Because the biology of the efficacy of drugs for certain patient populations is so much more well understood now than in the past, FDA granting of accelerated approval and breakthrough therapy designations are more common.
“The mechanism of disease and how the drug intervenes is so well worked out in advance that in many cases, we’ve seen very outsized benefits in very early stage studies,” Gottlieb said.
As public antipathy toward pharmaceutical companies also revolves around drug prices, Gottlieb noted the debate of accelerated approval has evolved into a proxy debate over drug pricing in general.
High costs of drugs preclude the public to hold their efficacy to a very high standard, he explained. “And there’s a perception that a drug coming though accelerated approval isn’t being held to an appropriately rigorous high standard for the amount of money that the drug’s ultimately going to cost.”

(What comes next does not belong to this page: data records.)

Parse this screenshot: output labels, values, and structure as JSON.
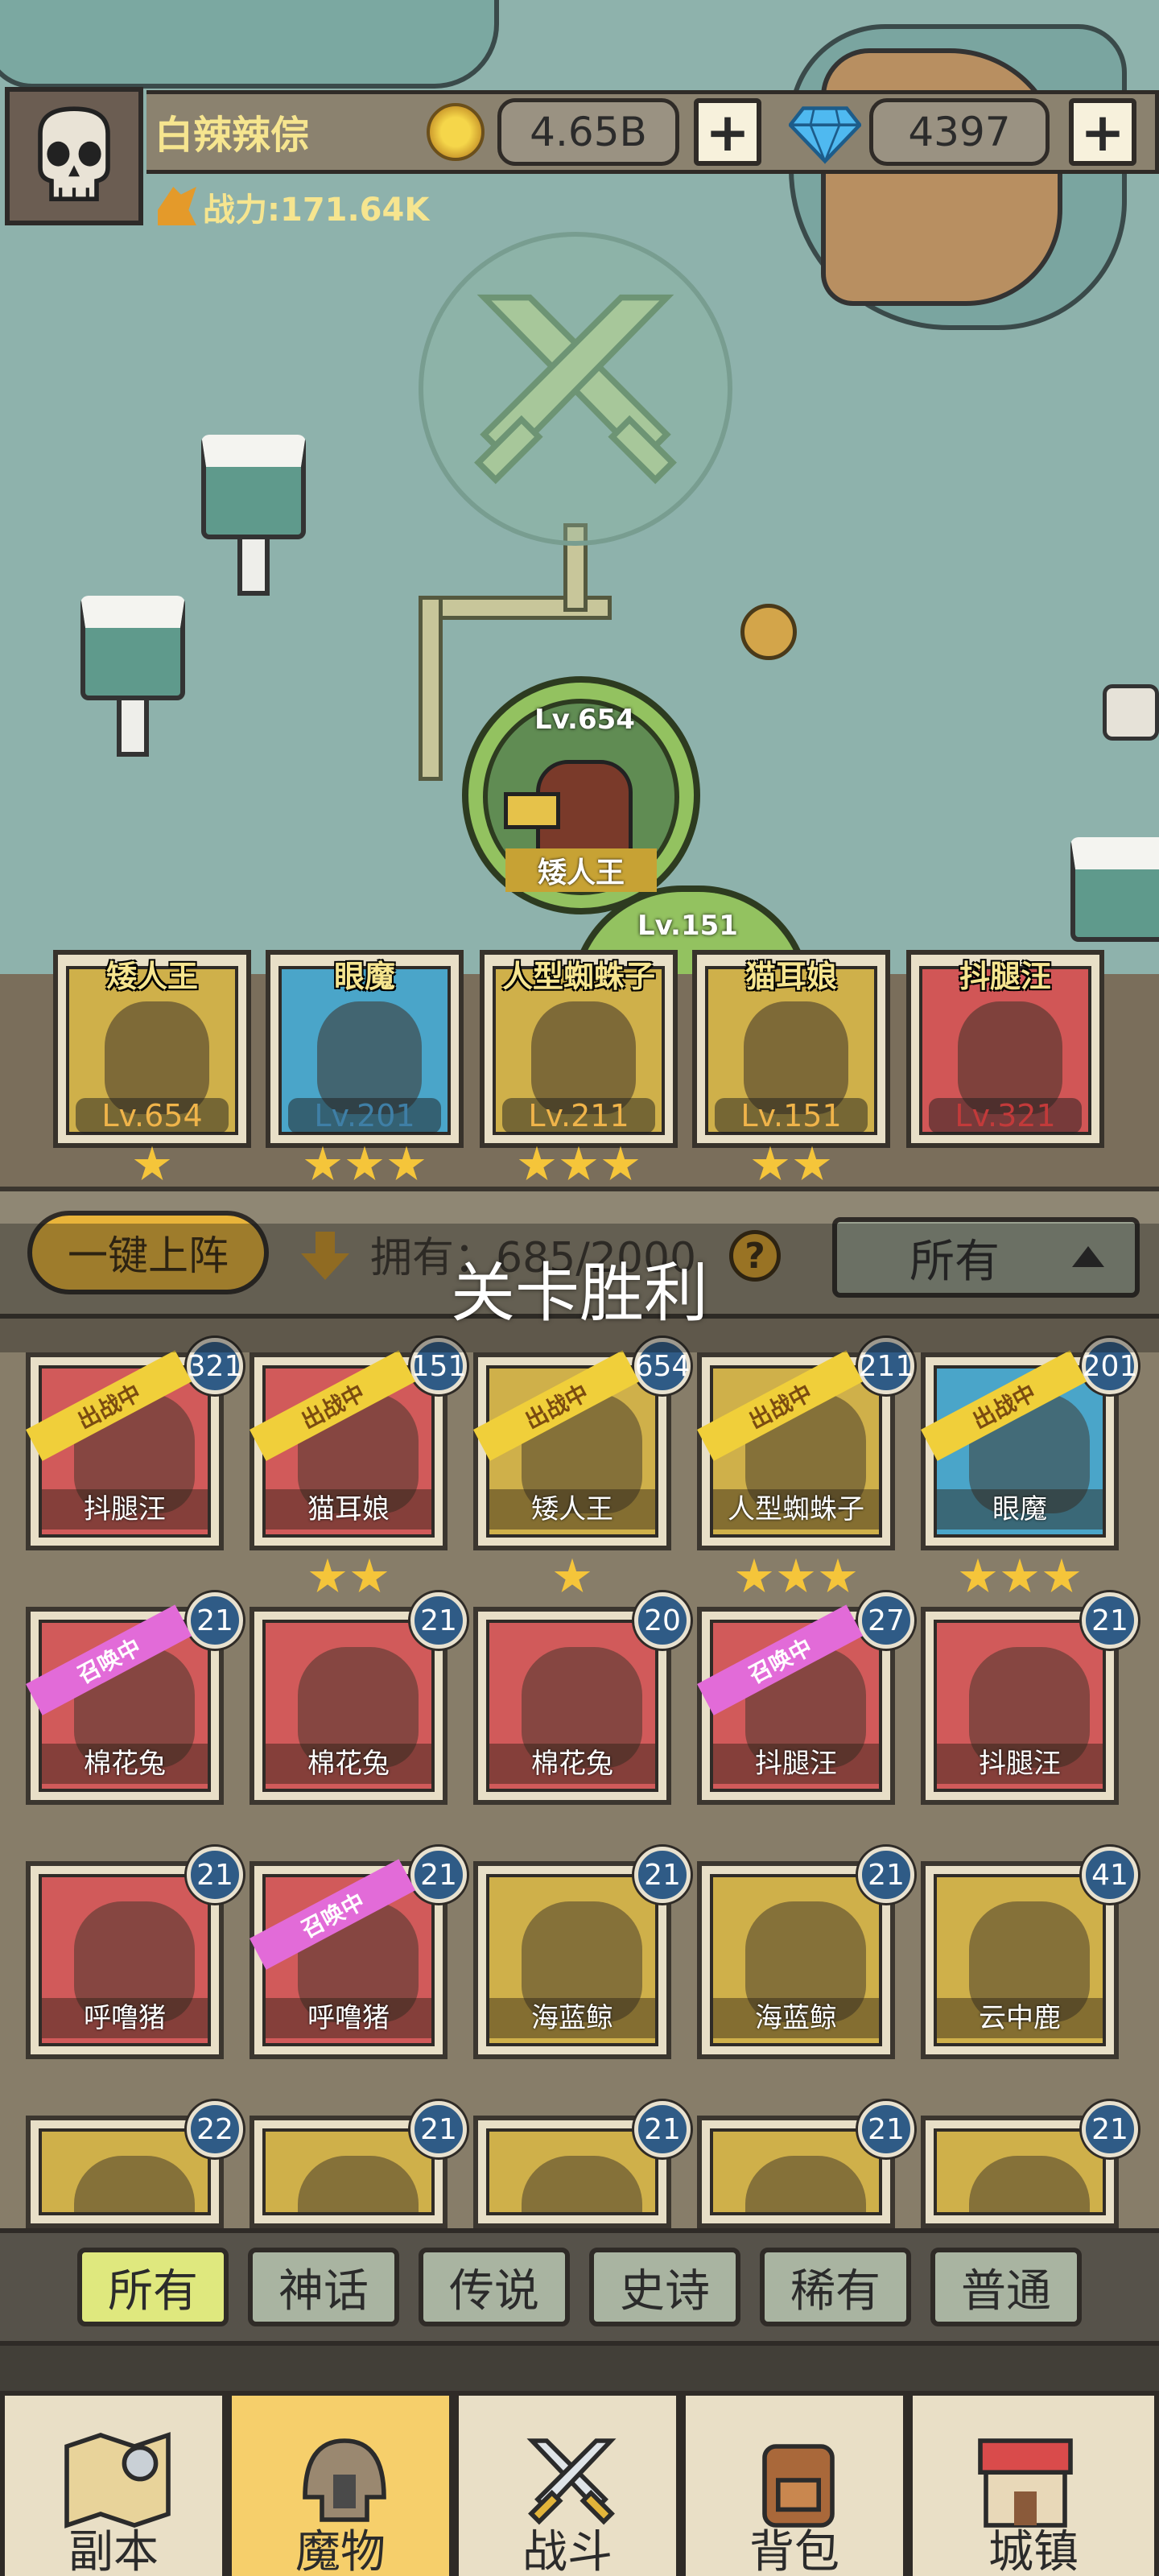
{
  "player": {
    "name": "白辣辣倧",
    "power": "战力:171.64K"
  },
  "currency": {
    "coins": "4.65B",
    "gems": "4397",
    "plus": "+"
  },
  "boss": {
    "level": "Lv.654",
    "name": "矮人王",
    "next_level": "Lv.151"
  },
  "team": [
    {
      "name": "矮人王",
      "level": "Lv.654",
      "stars": 1,
      "bg": "#cfb04a",
      "lvcolor": "#f0b44a"
    },
    {
      "name": "眼魔",
      "level": "Lv.201",
      "stars": 3,
      "bg": "#4aa5c9",
      "lvcolor": "#3f7fa6"
    },
    {
      "name": "人型蜘蛛子",
      "level": "Lv.211",
      "stars": 3,
      "bg": "#cfb04a",
      "lvcolor": "#f0b44a"
    },
    {
      "name": "猫耳娘",
      "level": "Lv.151",
      "stars": 2,
      "bg": "#cfb04a",
      "lvcolor": "#f0b44a"
    },
    {
      "name": "抖腿汪",
      "level": "Lv.321",
      "stars": 0,
      "bg": "#d15656",
      "lvcolor": "#c23a3a"
    }
  ],
  "toolbar": {
    "auto_deploy": "一键上阵",
    "owned_label": "拥有：685/2000",
    "help": "?",
    "filter": "所有"
  },
  "toast": "关卡胜利",
  "roster": [
    {
      "name": "抖腿汪",
      "level": "321",
      "tag": "出战中",
      "tagtype": "battle",
      "stars": 0,
      "bg": "#d15a5a"
    },
    {
      "name": "猫耳娘",
      "level": "151",
      "tag": "出战中",
      "tagtype": "battle",
      "stars": 2,
      "bg": "#d15a5a"
    },
    {
      "name": "矮人王",
      "level": "654",
      "tag": "出战中",
      "tagtype": "battle",
      "stars": 1,
      "bg": "#cfb04a"
    },
    {
      "name": "人型蜘蛛子",
      "level": "211",
      "tag": "出战中",
      "tagtype": "battle",
      "stars": 3,
      "bg": "#cfb04a"
    },
    {
      "name": "眼魔",
      "level": "201",
      "tag": "出战中",
      "tagtype": "battle",
      "stars": 3,
      "bg": "#4aa5c9"
    },
    {
      "name": "棉花兔",
      "level": "21",
      "tag": "召唤中",
      "tagtype": "summon",
      "stars": 0,
      "bg": "#d15a5a"
    },
    {
      "name": "棉花兔",
      "level": "21",
      "tag": "",
      "tagtype": "",
      "stars": 0,
      "bg": "#d15a5a"
    },
    {
      "name": "棉花兔",
      "level": "20",
      "tag": "",
      "tagtype": "",
      "stars": 0,
      "bg": "#d15a5a"
    },
    {
      "name": "抖腿汪",
      "level": "27",
      "tag": "召唤中",
      "tagtype": "summon",
      "stars": 0,
      "bg": "#d15a5a"
    },
    {
      "name": "抖腿汪",
      "level": "21",
      "tag": "",
      "tagtype": "",
      "stars": 0,
      "bg": "#d15a5a"
    },
    {
      "name": "呼噜猪",
      "level": "21",
      "tag": "",
      "tagtype": "",
      "stars": 0,
      "bg": "#d15a5a"
    },
    {
      "name": "呼噜猪",
      "level": "21",
      "tag": "召唤中",
      "tagtype": "summon",
      "stars": 0,
      "bg": "#d15a5a"
    },
    {
      "name": "海蓝鲸",
      "level": "21",
      "tag": "",
      "tagtype": "",
      "stars": 0,
      "bg": "#cfb04a"
    },
    {
      "name": "海蓝鲸",
      "level": "21",
      "tag": "",
      "tagtype": "",
      "stars": 0,
      "bg": "#cfb04a"
    },
    {
      "name": "云中鹿",
      "level": "41",
      "tag": "",
      "tagtype": "",
      "stars": 0,
      "bg": "#cfb04a"
    },
    {
      "name": "",
      "level": "22",
      "tag": "",
      "tagtype": "",
      "stars": 0,
      "bg": "#cfb04a"
    },
    {
      "name": "",
      "level": "21",
      "tag": "",
      "tagtype": "",
      "stars": 0,
      "bg": "#cfb04a"
    },
    {
      "name": "",
      "level": "21",
      "tag": "",
      "tagtype": "",
      "stars": 0,
      "bg": "#cfb04a"
    },
    {
      "name": "",
      "level": "21",
      "tag": "",
      "tagtype": "",
      "stars": 0,
      "bg": "#cfb04a"
    },
    {
      "name": "",
      "level": "21",
      "tag": "",
      "tagtype": "",
      "stars": 0,
      "bg": "#cfb04a"
    }
  ],
  "rarity_tabs": [
    "所有",
    "神话",
    "传说",
    "史诗",
    "稀有",
    "普通"
  ],
  "nav": [
    {
      "label": "副本",
      "icon": "map-icon"
    },
    {
      "label": "魔物",
      "icon": "helmet-icon"
    },
    {
      "label": "战斗",
      "icon": "crossed-swords-icon"
    },
    {
      "label": "背包",
      "icon": "backpack-icon"
    },
    {
      "label": "城镇",
      "icon": "shop-icon"
    }
  ]
}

An additional fallout of CMS’ decision on Aduhelm coverage may be that more individuals will move out of Part B to get out from under the coverage decision making of the agency, at least outside of the oncology setting, Gottlieb said.
US adoption of biosimilars has been slower than that seen in Europe, with the lack of true interchangeability posing a major hurdle, according to Gottlieb. Formularies are not permitted to do automatic switches based on price negotiations, nor are pharmacists permitted make the decision for patients.
Interchangeability also is not the same as the AB drug rating for generic drugs, posing a hurdle for biosimilar adoption, while different states have different laws about how they treat interchangeable products.
However, recent data illustrate providers are becoming more and more comfortable with switching patients on biosimilars, and progress has been made with regard to insulin.
“As we get better and better tools for evaluating biologics, generally, you can have automatic substitution for some of the simple biologics and sort of work their way up to complexity over time,” Gottlieb said.
Looking forward, cell and gene therapy innovation, in addition to biosimilar advances, will help drive down costs and improve outcomes in a wider range of diseases, he said.